XXIV
El ambiente se volvió sofocante. Mi padrastro aportaba lo económico, yo realizaba las compras e Índigo se encargaba de la cocina, pero cada uno almorzaba por su cuenta.
El silencio reinaba en esa casa. Apenas interrumpido por los ensayos de una bailarina o por el llanto de un violín al atardecer.
Pospuse mi ingreso a la universidad. Terminé mis estudios y conseguí un trabajo de medio tiempo. No tanto por el dinero sino porque necesitaba una excusa para no quedarme entre esas cuatro paredes.
Índigo era la más sensible de los tres. En un primer momento, no levantaba la cabeza, procuraba hacer el menor ruido posible, su sonrisa era visiblemente forzada. Se estremecía si alguien decía su nombre y en varias ocasiones la descubrí de pie mirando por la ventana de su habitación, perdida en sus pensamientos.
Sin embargo, hasta los animalitos más dóciles tienen uñas. Ella se estaba hartando de ser un ave enjaulada. Lo notaba en la forma de lanzar su mochila al sillón cuando creía que nadie la veía, en las puertas que cerraba con brusquedad y sus respuestas cortantes. Hablaba mucho por teléfono, atascaba su puerta con un mueble.

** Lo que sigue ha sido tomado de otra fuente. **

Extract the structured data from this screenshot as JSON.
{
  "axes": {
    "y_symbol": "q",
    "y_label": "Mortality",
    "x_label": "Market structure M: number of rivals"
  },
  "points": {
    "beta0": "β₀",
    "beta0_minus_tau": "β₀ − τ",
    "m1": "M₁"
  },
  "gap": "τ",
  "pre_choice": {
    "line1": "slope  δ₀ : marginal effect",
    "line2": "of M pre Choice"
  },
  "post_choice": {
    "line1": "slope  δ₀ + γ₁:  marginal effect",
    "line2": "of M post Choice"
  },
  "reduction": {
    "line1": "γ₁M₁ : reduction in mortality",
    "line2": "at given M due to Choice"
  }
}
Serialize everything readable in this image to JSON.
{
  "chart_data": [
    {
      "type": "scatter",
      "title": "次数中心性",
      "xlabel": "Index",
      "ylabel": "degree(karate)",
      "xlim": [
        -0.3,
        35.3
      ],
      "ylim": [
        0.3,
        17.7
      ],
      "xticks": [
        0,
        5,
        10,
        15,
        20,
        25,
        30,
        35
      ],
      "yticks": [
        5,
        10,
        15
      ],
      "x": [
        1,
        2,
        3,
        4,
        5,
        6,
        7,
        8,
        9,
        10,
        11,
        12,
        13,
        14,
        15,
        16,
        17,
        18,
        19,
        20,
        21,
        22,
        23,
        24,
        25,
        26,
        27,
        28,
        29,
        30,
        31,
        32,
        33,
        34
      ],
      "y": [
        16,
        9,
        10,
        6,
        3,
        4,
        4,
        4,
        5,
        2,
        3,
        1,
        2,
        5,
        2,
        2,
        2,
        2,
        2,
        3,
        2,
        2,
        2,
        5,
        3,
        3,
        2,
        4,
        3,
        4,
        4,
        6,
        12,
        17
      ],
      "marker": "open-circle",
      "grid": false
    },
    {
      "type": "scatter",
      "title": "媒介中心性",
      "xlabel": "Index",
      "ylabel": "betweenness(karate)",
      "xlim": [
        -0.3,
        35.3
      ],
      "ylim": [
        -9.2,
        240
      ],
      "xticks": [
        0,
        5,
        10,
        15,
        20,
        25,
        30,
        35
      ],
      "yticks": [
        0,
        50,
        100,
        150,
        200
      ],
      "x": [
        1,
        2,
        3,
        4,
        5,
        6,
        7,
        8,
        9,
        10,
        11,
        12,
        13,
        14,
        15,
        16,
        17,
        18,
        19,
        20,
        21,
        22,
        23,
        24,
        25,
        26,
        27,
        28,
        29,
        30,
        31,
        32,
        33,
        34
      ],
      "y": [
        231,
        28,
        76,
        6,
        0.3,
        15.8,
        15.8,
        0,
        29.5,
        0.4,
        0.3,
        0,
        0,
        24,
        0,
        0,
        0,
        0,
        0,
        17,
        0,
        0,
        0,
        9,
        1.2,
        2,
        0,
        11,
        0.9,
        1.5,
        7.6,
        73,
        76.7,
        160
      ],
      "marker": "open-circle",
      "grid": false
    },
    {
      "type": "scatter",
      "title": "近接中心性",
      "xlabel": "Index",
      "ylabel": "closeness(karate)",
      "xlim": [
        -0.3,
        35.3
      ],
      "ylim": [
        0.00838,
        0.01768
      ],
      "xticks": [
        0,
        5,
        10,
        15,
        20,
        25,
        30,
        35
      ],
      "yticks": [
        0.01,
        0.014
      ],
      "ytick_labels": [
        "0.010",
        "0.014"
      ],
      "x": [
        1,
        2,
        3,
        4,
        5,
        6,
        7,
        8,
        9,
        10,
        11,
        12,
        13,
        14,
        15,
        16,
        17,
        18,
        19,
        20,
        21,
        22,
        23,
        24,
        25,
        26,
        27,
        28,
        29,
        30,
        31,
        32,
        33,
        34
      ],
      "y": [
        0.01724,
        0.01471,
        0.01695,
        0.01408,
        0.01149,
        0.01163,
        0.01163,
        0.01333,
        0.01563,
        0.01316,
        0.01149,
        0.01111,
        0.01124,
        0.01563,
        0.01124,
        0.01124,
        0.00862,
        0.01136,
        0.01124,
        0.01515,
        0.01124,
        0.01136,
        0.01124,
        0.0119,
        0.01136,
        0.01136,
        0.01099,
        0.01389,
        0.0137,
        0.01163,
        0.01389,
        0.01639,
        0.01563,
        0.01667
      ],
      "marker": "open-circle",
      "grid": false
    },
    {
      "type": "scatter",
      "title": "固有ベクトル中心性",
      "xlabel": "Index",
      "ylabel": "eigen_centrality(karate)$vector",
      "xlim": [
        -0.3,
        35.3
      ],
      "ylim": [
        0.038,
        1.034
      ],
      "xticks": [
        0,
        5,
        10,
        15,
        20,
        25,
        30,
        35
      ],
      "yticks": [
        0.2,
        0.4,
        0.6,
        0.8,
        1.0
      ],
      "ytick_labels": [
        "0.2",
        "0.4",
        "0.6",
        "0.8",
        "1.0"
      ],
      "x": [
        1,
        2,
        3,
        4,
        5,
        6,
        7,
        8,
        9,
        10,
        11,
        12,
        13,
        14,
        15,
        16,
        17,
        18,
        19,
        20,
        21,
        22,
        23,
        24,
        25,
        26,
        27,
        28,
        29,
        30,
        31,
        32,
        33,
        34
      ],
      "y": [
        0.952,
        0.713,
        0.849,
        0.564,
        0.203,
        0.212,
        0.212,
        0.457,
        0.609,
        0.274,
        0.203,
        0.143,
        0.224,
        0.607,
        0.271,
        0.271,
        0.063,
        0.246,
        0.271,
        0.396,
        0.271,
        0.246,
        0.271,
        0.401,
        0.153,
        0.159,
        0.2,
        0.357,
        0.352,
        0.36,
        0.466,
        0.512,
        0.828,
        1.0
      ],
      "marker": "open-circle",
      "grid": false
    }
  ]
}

¿Sabes lo que obtienes si mezclas a una adolescente con un hogar disfuncional?
Exacto... rebeldía. Y cuando bailas al borde de un abismo de monstruos, un paso en falso puede costarte muy caro.
La primera campanada de alarma llegó acompañada de cinco palabras. Por primera vez en semanas, estábamos sentados en la mesa. Uno en cada extremo, su padre en la cabecera.
El entrechocar de cubiertos era la única conversación. Por momentos alguien sacaba su celular y fingía haber recibido un mensaje importante.
Así estábamos cuando su voz rompió el silencio con una inocente pregunta:
—¿Puedo ir a una fiesta?
Levanté la cabeza, mis pupilas fueron a su padre. Este no mostró indicio de sorpresa. Ni siquiera la miró.
—No —respondió de forma terminante.
—Solo voy a bailar un poco en la casa de una compañera. ¡Él sale todo el tiempo! —me señaló.
—Él no es... —comenzó.
—... su hijo —terminé con serenidad.
Silencio incómodo. ¿Qué lugar ocupaba yo ahora en esta familia? Un huérfano mayor de edad al que este hombre indiferente mantenía por respeto a su difunta esposa. Un niño que vio crecer desde la distancia.
Éramos dos desconocidos que jamás se habían confiado un secreto o pedido un consejo.
Yo era alguien que, en cuanto tuviera oportunidad, partiría en un viaje del que nunca volvería.
Índigo aplastó las palmas contra la mesa. Esta vez, no iba a permitir que la conversación se desviara por mi culpa.
—Papá, por favor... —insistió.
—Dije que no.
—¡Tengo dieciocho años! ¡¿Cuándo vas a dejarme tomar mis propias decisiones?!
—El mundo exterior está lleno de monstruos, Índigo —la sermoneó—, y eres demasiado vulnerable.
—¡Los monstruos no están solamente en el exterior, papá! —disparó antes de levantarse de la mesa y subir las escaleras.
Desde la cocina escuchamos el portazo de su dormitorio.